Worst of all, in the last few years the president has allowed America's backlog of dues to go unpaid over a dubious issue drenched in domestic politics: the use of U.N. money for pro-choice family planning. Pro-life Republicans can be faulted for their monomania, but in truth, most of their bills have contained fairly mild language tying up only a small amount of U.N. money. Many observers believe Clinton could have compromised much earlier had he been less beholden to women voters -- and more concerned about the United Nations.
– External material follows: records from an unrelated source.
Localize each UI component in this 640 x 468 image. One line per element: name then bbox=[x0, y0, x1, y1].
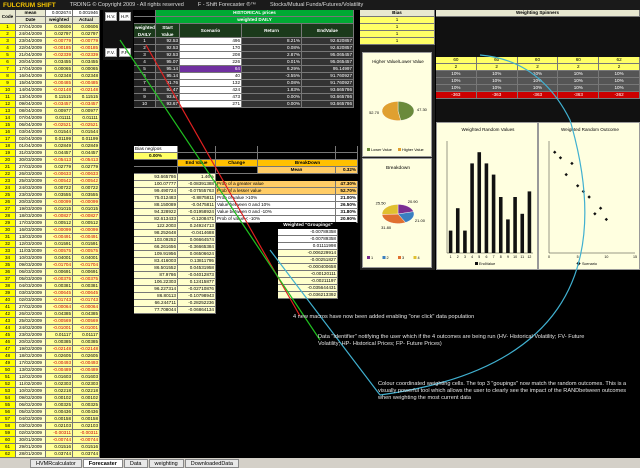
tab-data[interactable]: Data bbox=[123, 459, 148, 468]
annotation-macros: 4 new macros have now been added enablin… bbox=[293, 314, 475, 320]
tab-forecaster[interactable]: Forecaster bbox=[82, 459, 123, 468]
tab-weighting[interactable]: weighting bbox=[148, 459, 184, 468]
annotation-colour: Colour coordinated weighting cells. The … bbox=[378, 381, 627, 401]
annotation-identifier: Data "Identifier" notifying the user whi… bbox=[318, 334, 585, 347]
tab-hvmrcalculator[interactable]: HVMRcalculator bbox=[30, 459, 82, 468]
tab-downloadeddata[interactable]: DownloadedData bbox=[184, 459, 239, 468]
sheet-tabs: HVMRcalculator Forecaster Data weighting… bbox=[0, 458, 640, 468]
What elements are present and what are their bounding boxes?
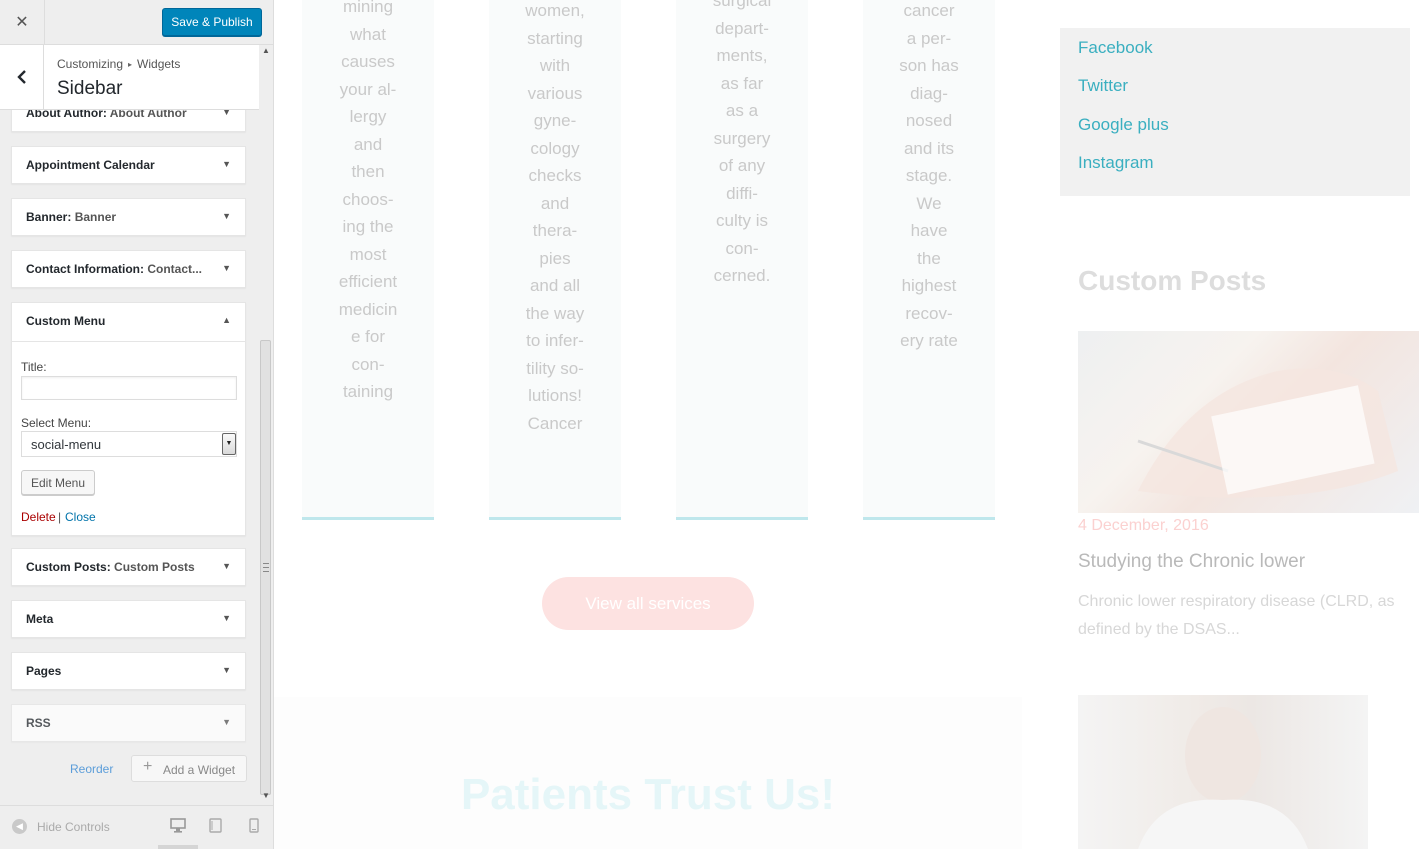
widget-rss[interactable]: RSS ▼ bbox=[11, 704, 246, 742]
title-input[interactable] bbox=[21, 376, 237, 400]
hide-controls-icon[interactable]: ◀ bbox=[12, 819, 27, 834]
post-excerpt: Chronic lower respiratory disease (CLRD,… bbox=[1078, 593, 1395, 638]
hide-controls-button[interactable]: Hide Controls bbox=[37, 820, 110, 834]
active-device-indicator bbox=[158, 845, 198, 849]
reorder-link[interactable]: Reorder bbox=[70, 762, 113, 776]
widget-title: Custom Posts: Custom Posts bbox=[26, 560, 195, 574]
edit-menu-button[interactable]: Edit Menu bbox=[21, 470, 95, 495]
service-text: cancer a per- son has diag- nosed and it… bbox=[899, 1, 959, 350]
plus-icon: + bbox=[143, 758, 153, 775]
widget-title: Meta bbox=[26, 612, 54, 626]
title-label: Title: bbox=[21, 360, 47, 374]
service-column: mining what causes your al- lergy and th… bbox=[302, 0, 434, 520]
service-text: mining what causes your al- lergy and th… bbox=[338, 0, 398, 401]
post-image[interactable] bbox=[1078, 331, 1419, 513]
sidebar-scrollbar[interactable]: ▲ ▼ bbox=[259, 45, 273, 805]
post-date: 4 December, 2016 bbox=[1078, 517, 1209, 534]
patients-title: Patients Trust Us! bbox=[460, 770, 836, 819]
arrow-up-icon[interactable]: ▲ bbox=[222, 315, 231, 325]
breadcrumb-current: Widgets bbox=[137, 57, 181, 71]
site-preview: mining what causes your al- lergy and th… bbox=[274, 0, 1419, 849]
arrow-down-icon[interactable]: ▼ bbox=[222, 561, 231, 571]
scroll-down-icon[interactable]: ▼ bbox=[259, 790, 273, 802]
close-icon[interactable]: ✕ bbox=[0, 0, 45, 44]
breadcrumb-separator: ▸ bbox=[128, 60, 133, 70]
save-publish-button[interactable]: Save & Publish bbox=[162, 8, 262, 36]
arrow-down-icon[interactable]: ▼ bbox=[222, 613, 231, 623]
scrollbar-thumb[interactable] bbox=[260, 340, 271, 795]
desktop-icon[interactable] bbox=[170, 818, 186, 838]
service-column: surgical depart- ments, as far as a surg… bbox=[676, 0, 808, 520]
arrow-down-icon[interactable]: ▼ bbox=[222, 717, 231, 727]
widget-pages[interactable]: Pages ▼ bbox=[11, 652, 246, 690]
dropdown-arrow-icon[interactable]: ▼ bbox=[222, 433, 236, 455]
social-menu-widget: Facebook Twitter Google plus Instagram bbox=[1060, 28, 1410, 196]
widget-title: Contact Information: Contact... bbox=[26, 262, 203, 276]
arrow-down-icon[interactable]: ▼ bbox=[222, 665, 231, 675]
close-link[interactable]: Close bbox=[65, 510, 96, 524]
widget-title: Pages bbox=[26, 664, 62, 678]
customizer-footer: ◀ Hide Controls bbox=[0, 805, 273, 849]
service-text: surgical depart- ments, as far as a surg… bbox=[712, 0, 772, 285]
widget-banner[interactable]: Banner: Banner ▼ bbox=[11, 198, 246, 236]
widget-list: About Author: About Author ▼ Appointment… bbox=[0, 0, 259, 805]
section-header: Customizing ▸ Widgets Sidebar bbox=[0, 45, 259, 110]
widget-custom-posts[interactable]: Custom Posts: Custom Posts ▼ bbox=[11, 548, 246, 586]
add-widget-button[interactable]: + Add a Widget bbox=[131, 755, 247, 782]
scroll-up-icon[interactable]: ▲ bbox=[259, 45, 273, 57]
widget-title: Custom Menu bbox=[26, 314, 106, 328]
google-plus-link[interactable]: Google plus bbox=[1078, 115, 1169, 135]
link-separator: | bbox=[58, 510, 62, 524]
add-widget-label: Add a Widget bbox=[163, 763, 236, 777]
widget-custom-menu-header[interactable]: Custom Menu ▲ bbox=[12, 303, 245, 342]
delete-link[interactable]: Delete bbox=[21, 510, 56, 524]
arrow-down-icon[interactable]: ▼ bbox=[222, 211, 231, 221]
back-icon[interactable] bbox=[0, 45, 44, 109]
tablet-icon[interactable] bbox=[209, 818, 222, 838]
service-column: women, starting with various gyne- colog… bbox=[489, 0, 621, 520]
widget-custom-menu: Custom Menu ▲ Title: Select Menu: social… bbox=[11, 302, 246, 536]
service-text: women, starting with various gyne- colog… bbox=[525, 1, 585, 433]
select-menu-label: Select Menu: bbox=[21, 416, 92, 430]
widget-title: Banner: Banner bbox=[26, 210, 117, 224]
arrow-down-icon[interactable]: ▼ bbox=[222, 159, 231, 169]
view-all-services-button[interactable]: View all services bbox=[542, 577, 754, 630]
widget-meta[interactable]: Meta ▼ bbox=[11, 600, 246, 638]
widget-title: RSS bbox=[26, 716, 51, 730]
breadcrumb: Customizing ▸ Widgets bbox=[57, 57, 180, 71]
post-image[interactable] bbox=[1078, 695, 1368, 849]
widget-appointment-calendar[interactable]: Appointment Calendar ▼ bbox=[11, 146, 246, 184]
mobile-icon[interactable] bbox=[249, 818, 259, 838]
post-title[interactable]: Studying the Chronic lower bbox=[1078, 551, 1305, 573]
menu-select-value: social-menu bbox=[31, 437, 102, 452]
widget-title: Appointment Calendar bbox=[26, 158, 155, 172]
service-column: cancer a per- son has diag- nosed and it… bbox=[863, 0, 995, 520]
grip-icon bbox=[262, 563, 269, 572]
customizer-header: ✕ Save & Publish bbox=[0, 0, 273, 45]
breadcrumb-root: Customizing bbox=[57, 57, 124, 71]
menu-select[interactable]: social-menu ▼ bbox=[21, 431, 237, 457]
customizer-panel: About Author: About Author ▼ Appointment… bbox=[0, 0, 274, 849]
section-title: Sidebar bbox=[57, 78, 123, 99]
arrow-down-icon[interactable]: ▼ bbox=[222, 263, 231, 273]
instagram-link[interactable]: Instagram bbox=[1078, 153, 1154, 173]
twitter-link[interactable]: Twitter bbox=[1078, 76, 1128, 96]
facebook-link[interactable]: Facebook bbox=[1078, 38, 1153, 58]
custom-posts-heading: Custom Posts bbox=[1078, 265, 1267, 296]
widget-contact-information[interactable]: Contact Information: Contact... ▼ bbox=[11, 250, 246, 288]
Unless he does something about it, the neglect and breakdown of the U.N. system may some day be one of Clinton's most enduring foreign-policy legacies. There is no question that the United Nations needed reform and still does; even today, despite maintaining a zero-growth budget for most of the 1990s, it suffers from a certain degree of bloat. Half the United Nations' regular budget still goes for economic commissions and studies; outdated agencies like the U.N. Conference on Trade and Development could easily be absorbed into superseding organizations like the World Trade Organization. But is the United Nations frankly that much worse than any other multilateral bureaucracy? And might not the "medicine" now being administered be killing the patient?

Clinton and other administration officials regularly voice support for the United Nations in public. What they cannot bring themselves to do is to champion it in actual fact. Interestingly, no one embodies these tensions more than Richard Holbrooke. It was Holbrooke who, as chief negotiator at Dayton in 1995, banished the United Nations from the bargaining table in a harsh display of realpolitik. But it is also Holbrooke, a New Yorker born of immigrant parents, who more than once has tearfully described the moment when his father took him to the banks of the East River to gaze upon the U.N. building and see the great hope of the future. Against U.N. wishes, Holbrooke must now deal with Congress' all-too-unilateral attempt to reduce the U.S. share of U.N. dues from 25 to 20 percent, as he promised to do during his oft-delayed confirmation hearings. Moving the United States and the United Nations back to a place where they can at least coexist in mutual respect will, in the words of one U.N. official wise in the ways of Washington, require "a piece of almost Dayton-like shuttle diplomacy." But it may be the single most important foreign-policy initiative that the Clinton administration can undertake in its final year in office.